07/10/2014

By Raj Subramaniam, Executive Vice President, Global Strategy, Marketing and Communications, FedEx Services


MINT. Mexico, Indonesia, Nigeria, Turkey. Or maybe it’s CIVETS. Colombia, Indonesia, Vietnam, Egypt, Turkey, South Africa. Either way, for anyone engaged in international business, ‘CIVETS’ and ‘MINT’ are both increasingly shorthand for taking the long view. Rich with possibilities, these young, vibrant new economies are just starting to flex their muscles, but by 2050 many are projected to make up the top 20 contributors to global GDP.

It is fascinating to scout the potential of these new markets, especially for someone like me who has worked across a number of regions with FedEx. I am curious and interested as to which direction these new markets will move.

In a world that is more connected than ever, UK companies need not feel limited to doing business with countries in their direct vicinity, and can find opportunity in more unexpected overseas markets . Vietnam and Indonesia, for example, typify the strength that nearly all MINT and CIVETS countries share: proximity to a huge market full of potential buyers, abundant natural resources and commodities to sell, as well as a young and increasingly well-educated population that is eager to work, and has money to spend. They are also better connected — both physically and virtually — to the world market.

While internet penetration varies between and within markets, emerging economies are the principal drivers of today’s growth in global internet take-up. For example, internet usage in Nigeria and Vietnam grew from 200,000 users in 2000 to over 48 million and 31 million users respectively in 2012. This kind of change is opening up an abundance of opportunity, providing access to information and a vehicle for commerce. It is allowing businesses of all sizes — from established multi-nationals to budding entrepreneurs — to enter and participate in the world marketplace.

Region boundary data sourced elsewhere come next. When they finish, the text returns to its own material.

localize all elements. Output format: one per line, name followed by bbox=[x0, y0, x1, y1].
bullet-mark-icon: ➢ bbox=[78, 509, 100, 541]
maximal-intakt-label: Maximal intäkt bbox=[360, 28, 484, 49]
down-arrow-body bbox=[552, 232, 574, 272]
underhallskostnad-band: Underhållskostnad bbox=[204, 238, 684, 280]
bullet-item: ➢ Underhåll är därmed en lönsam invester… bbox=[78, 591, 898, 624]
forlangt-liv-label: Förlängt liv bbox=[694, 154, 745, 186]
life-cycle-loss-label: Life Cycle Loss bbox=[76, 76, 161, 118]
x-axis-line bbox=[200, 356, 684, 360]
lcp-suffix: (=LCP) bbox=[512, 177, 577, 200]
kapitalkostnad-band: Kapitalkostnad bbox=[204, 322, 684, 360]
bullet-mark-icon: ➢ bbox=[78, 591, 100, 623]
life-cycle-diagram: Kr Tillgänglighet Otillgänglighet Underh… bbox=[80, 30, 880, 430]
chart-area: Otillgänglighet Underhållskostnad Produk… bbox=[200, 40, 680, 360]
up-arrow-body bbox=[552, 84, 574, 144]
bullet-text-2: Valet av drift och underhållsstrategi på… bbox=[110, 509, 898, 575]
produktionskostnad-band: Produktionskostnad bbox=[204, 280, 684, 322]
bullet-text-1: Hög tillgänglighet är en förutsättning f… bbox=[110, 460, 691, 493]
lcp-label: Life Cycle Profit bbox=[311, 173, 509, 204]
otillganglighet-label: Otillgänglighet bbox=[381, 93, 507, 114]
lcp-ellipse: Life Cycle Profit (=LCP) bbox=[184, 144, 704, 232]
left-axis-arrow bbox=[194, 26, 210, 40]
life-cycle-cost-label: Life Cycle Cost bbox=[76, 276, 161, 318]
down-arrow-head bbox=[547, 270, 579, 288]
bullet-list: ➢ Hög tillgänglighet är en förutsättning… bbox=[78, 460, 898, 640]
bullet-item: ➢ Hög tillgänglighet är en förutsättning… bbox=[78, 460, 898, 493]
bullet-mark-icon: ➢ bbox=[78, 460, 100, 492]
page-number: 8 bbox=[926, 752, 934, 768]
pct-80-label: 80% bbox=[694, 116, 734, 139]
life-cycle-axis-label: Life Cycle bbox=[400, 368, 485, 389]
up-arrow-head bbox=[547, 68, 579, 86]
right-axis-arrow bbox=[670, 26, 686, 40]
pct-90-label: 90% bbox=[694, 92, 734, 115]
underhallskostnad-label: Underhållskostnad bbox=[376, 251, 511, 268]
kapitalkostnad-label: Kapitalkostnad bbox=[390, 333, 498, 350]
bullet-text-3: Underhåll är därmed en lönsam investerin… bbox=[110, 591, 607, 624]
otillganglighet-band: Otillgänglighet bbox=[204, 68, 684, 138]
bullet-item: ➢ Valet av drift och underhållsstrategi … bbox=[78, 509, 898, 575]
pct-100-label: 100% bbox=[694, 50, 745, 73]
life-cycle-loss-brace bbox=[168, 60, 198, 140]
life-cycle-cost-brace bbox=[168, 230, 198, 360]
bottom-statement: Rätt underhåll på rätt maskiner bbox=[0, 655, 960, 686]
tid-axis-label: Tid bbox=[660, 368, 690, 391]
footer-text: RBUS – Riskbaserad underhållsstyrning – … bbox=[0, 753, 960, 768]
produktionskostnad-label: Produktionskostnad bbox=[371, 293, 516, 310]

But the internet cannot stand alone. For these new markets to continue down a successful path, the right physical infrastructure must be in place to support meaningful connections among the businesses in that market to consumers all over the world. FedEx stands at the intersection of physical and informational infrastructure required for global commerce. We fully advocate the development of infrastructure in these emerging economies, whether it is the “hard” infrastructure of roads, bridges, ports, airports, power, and internet access, or the soft infrastructure such as liberalisation of trade policy, and an advanced educational environment.

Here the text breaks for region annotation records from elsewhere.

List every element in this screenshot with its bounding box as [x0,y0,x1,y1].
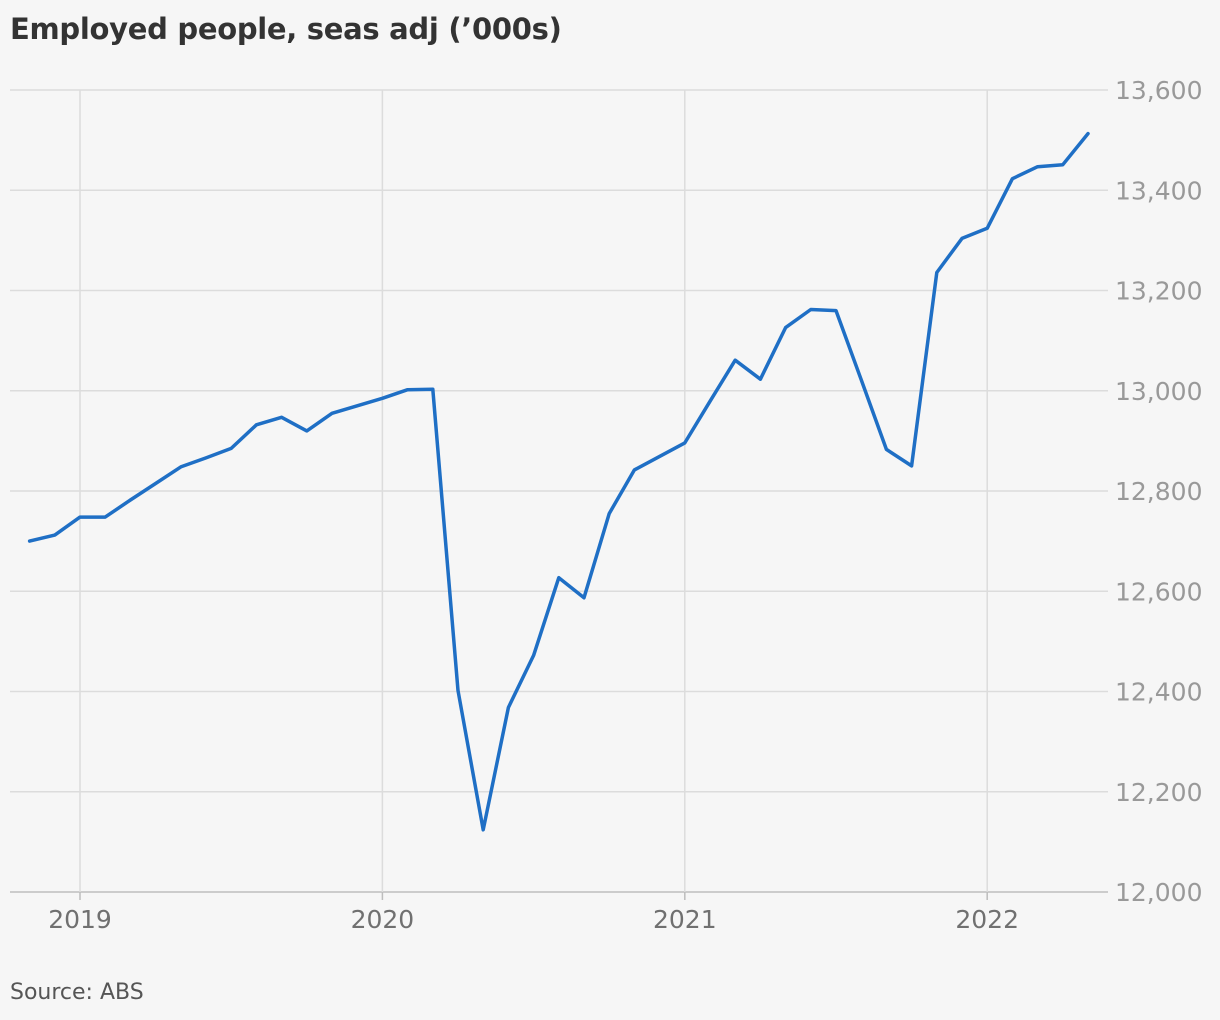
data-point [79,516,82,519]
data-point [457,689,460,692]
data-point [1011,177,1014,180]
data-point [809,308,812,311]
x-tick-label: 2021 [653,905,717,934]
data-point [885,448,888,451]
data-point [1087,132,1090,135]
data-point [104,516,107,519]
line-layer [27,131,1090,832]
tick-label-layer: 13,600 13,400 13,200 13,000 12,800 12,600 12,4… [48,76,1202,934]
data-point [961,237,964,240]
data-point [356,404,359,407]
data-point [583,596,586,599]
data-point [482,828,485,831]
data-point [734,359,737,362]
data-point [53,534,56,537]
data-point [280,416,283,419]
y-tick-label: 12,400 [1115,678,1202,707]
data-point [305,429,308,432]
data-point [986,227,989,230]
data-point [1036,165,1039,168]
y-tick-label: 12,600 [1115,577,1202,606]
data-point [1061,163,1064,166]
data-point [608,512,611,515]
data-point [154,482,157,485]
data-point [860,378,863,381]
data-point [835,309,838,312]
data-point [28,540,31,543]
data-point [205,456,208,459]
data-point [431,388,434,391]
y-tick-label: 13,600 [1115,76,1202,105]
y-tick-label: 12,200 [1115,778,1202,807]
y-tick-label: 13,400 [1115,176,1202,205]
y-tick-label: 13,200 [1115,277,1202,306]
y-tick-label: 12,800 [1115,477,1202,506]
data-point [910,464,913,467]
data-point [683,441,686,444]
data-point [633,468,636,471]
data-point [935,271,938,274]
y-tick-label: 13,000 [1115,377,1202,406]
y-tick-label: 12,000 [1115,878,1202,907]
data-point [557,576,560,579]
data-point [406,388,409,391]
data-point [331,412,334,415]
x-tick-label: 2019 [48,905,112,934]
data-point [709,400,712,403]
x-tick-label: 2022 [955,905,1019,934]
data-point [129,499,132,502]
data-point [532,654,535,657]
source-note: Source: ABS [10,980,144,1005]
grid-layer [10,89,1108,900]
data-point [507,706,510,709]
data-point [784,326,787,329]
data-point [179,465,182,468]
data-point [759,378,762,381]
data-point [255,423,258,426]
series-line [27,131,1090,832]
data-point [381,397,384,400]
x-tick-label: 2020 [351,905,415,934]
data-point [230,447,233,450]
data-point [658,455,661,458]
chart-title: Employed people, seas adj (’000s) [10,12,562,46]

The right investments will yield bright futures for these economies, and the role they can play in the global marketplace, especially when you consider that demographic dividend mentioned earlier. A lot of these markets will have a younger population for a long time, supporting a great new labour force and consuming class. But markets need to support that population with employment, business and educational opportunities.

FedEx continues to invest in new economies through acquisition and organic growth, granting UK businesses better access to new markets, emerging or otherwise. FedEx Express recently acquired Supaswift businesses in southern Africa, reflecting the continent's growing importance to the world economy. Closer to home, in May 2014, FedEx Express announced it had reached a significant milestone in its European growth programme of opening its 100th new station since October 2011. Currently, FedEx customers in Europe benefit from more localised connections to 90 percent of the world's GDP within just one to two business days.

Today, anyone doing business must keep a sharp eye out for new markets just beginning to thrive. Nowadays more than 99% of the world's population resides outside of the United Kingdom [1]. That, plus the slow growth of traditional economic powerhouses and increased global connectivity, means newly emerging markets have greater access, and new opportunities to “grab the torch” for their leg of the race for economic prosperity.